Are we witnessing a repeat of the 1920s in terms of technological innovation and extreme levels of speculation? Yes, it certainly appears as though innovation and speculation are following the same path of the 1920s. We are all familiar with Bitcoin, blockchain technology and decentralized finance. Most likely, the financial services industry will experience massive disruption over the course of the next decade. This is very similar to what occurred in the 1920s when mainstream adoption of the automobile negatively affected several industries. In regard to speculation, stocks are near an all-time high and speculative fever is running rampant. Access to credit is available to practically anyone these days, very similar to the 1920s, as speculators borrowed money to “play” the stock market.

If the US economy is indeed on the verge of experiencing another Roaring Twenties, we should be prepared for a massive economic contraction in 2022. As we previously discussed, the production of goods and services plummeted in 1921, one year after the end of the global pandemic. During the past six months, the domestic economy has enjoyed a huge burst of activity caused by the COVID lockdown in 2020. The current rate of growth is unsustainable. Therefore, a contraction in 2022 is quite possible. If we follow the path of the 1920s, investors can expect substantial economic growth and an extraordinary bull market from 2023 through 2029.

Please review the similarities between the 1920s and 2020s:

  • Global pandemic from 1918 through 1920.
  • Global pandemic from 2019 through 2021.
  • Major technological innovations in the 1920s.
  • Major technological innovations in the 2020s.
  • Social unrest in the 1920s.
  • Social unrest in the 2020s.
  • Rise in violence and crime throughout the 1920s (organized crime).
  • Rise in violence and crime throughout the 2020s (cyber-crime).
  • Easy access to credit throughout the 1920s.
  • Easy access to credit throughout the 2020s.
  • Booming stock market in the 1920s.
  • Booming stock market in the 2020s.
  • Substantial income gap between the rich and the poor in the 1920s.
  • Substantial income gap between the rich and the poor in the 2020s.
  • Automation of work throughout the 1920s (assembly line).
  • Automation of work throughout the 2020s (robotics).
  • Major changes in transportation in the 1920s (automobiles).
  • Major changes in transportation in the 2020s (self-driving cars).

In regard to DIA, the long-term view remains extremely bullish. The next resistance level is 366.69. A weekly close below 112.14 is needed in order to reverse the momentum. It’s highly unlikely that the long-term momentum will turn bearish any time in the near future.
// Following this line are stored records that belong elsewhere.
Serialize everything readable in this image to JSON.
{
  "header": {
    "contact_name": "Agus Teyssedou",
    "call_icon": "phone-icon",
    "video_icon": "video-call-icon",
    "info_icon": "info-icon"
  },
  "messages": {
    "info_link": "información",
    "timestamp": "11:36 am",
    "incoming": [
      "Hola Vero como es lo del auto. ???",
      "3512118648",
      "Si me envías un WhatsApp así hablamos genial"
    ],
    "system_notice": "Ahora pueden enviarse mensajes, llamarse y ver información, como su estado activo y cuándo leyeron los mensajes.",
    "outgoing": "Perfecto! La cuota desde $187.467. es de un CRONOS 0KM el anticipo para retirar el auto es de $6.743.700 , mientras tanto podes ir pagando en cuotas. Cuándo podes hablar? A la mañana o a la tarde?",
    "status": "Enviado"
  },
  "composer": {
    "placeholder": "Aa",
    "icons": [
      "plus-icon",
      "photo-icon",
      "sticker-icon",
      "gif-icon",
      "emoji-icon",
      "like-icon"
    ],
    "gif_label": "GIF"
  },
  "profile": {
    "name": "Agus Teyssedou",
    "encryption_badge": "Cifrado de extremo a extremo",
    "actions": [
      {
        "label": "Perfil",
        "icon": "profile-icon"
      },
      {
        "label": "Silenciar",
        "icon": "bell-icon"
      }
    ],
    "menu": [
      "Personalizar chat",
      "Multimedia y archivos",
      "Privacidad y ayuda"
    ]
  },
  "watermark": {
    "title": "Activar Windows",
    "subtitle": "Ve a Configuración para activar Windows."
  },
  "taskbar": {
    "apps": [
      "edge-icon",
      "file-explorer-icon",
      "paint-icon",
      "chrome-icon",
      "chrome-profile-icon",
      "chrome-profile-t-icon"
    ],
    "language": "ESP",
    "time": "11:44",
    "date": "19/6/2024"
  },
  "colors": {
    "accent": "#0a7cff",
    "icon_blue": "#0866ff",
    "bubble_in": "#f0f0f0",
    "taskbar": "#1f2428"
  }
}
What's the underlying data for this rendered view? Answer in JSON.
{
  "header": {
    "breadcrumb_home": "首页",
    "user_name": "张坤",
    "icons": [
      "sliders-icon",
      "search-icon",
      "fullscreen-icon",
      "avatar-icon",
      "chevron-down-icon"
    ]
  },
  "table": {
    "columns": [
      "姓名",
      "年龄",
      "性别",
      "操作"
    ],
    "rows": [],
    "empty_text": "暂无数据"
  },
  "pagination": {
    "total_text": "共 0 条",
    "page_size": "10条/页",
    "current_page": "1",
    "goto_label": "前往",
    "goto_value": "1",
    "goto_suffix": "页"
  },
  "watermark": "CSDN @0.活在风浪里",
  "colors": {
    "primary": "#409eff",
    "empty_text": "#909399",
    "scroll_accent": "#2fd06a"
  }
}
However, if global central banks begin to reduce their money printing programs, the bull market could unravel very quickly.

SHORT-TERM TREND – DIA

Please review the 6-month chart of DIA (Chart #1). DIA remains in bullish territory on a short-term basis. The next level of resistance is 351.09. The chart pattern will remain bullish as long as DIA stays above 315.83 on a weekly closing basis. The most likely scenario is a continuation of higher prices.DIA-31

LONG-TERM TREND – DIA

Please review the 15-year chart of DIA (Chart #2). The long-term chart pattern continues to remain extremely bullish. The next level of resistance is 366.69. A weekly close below 112.14 is needed to flip the chart into a bearish formation.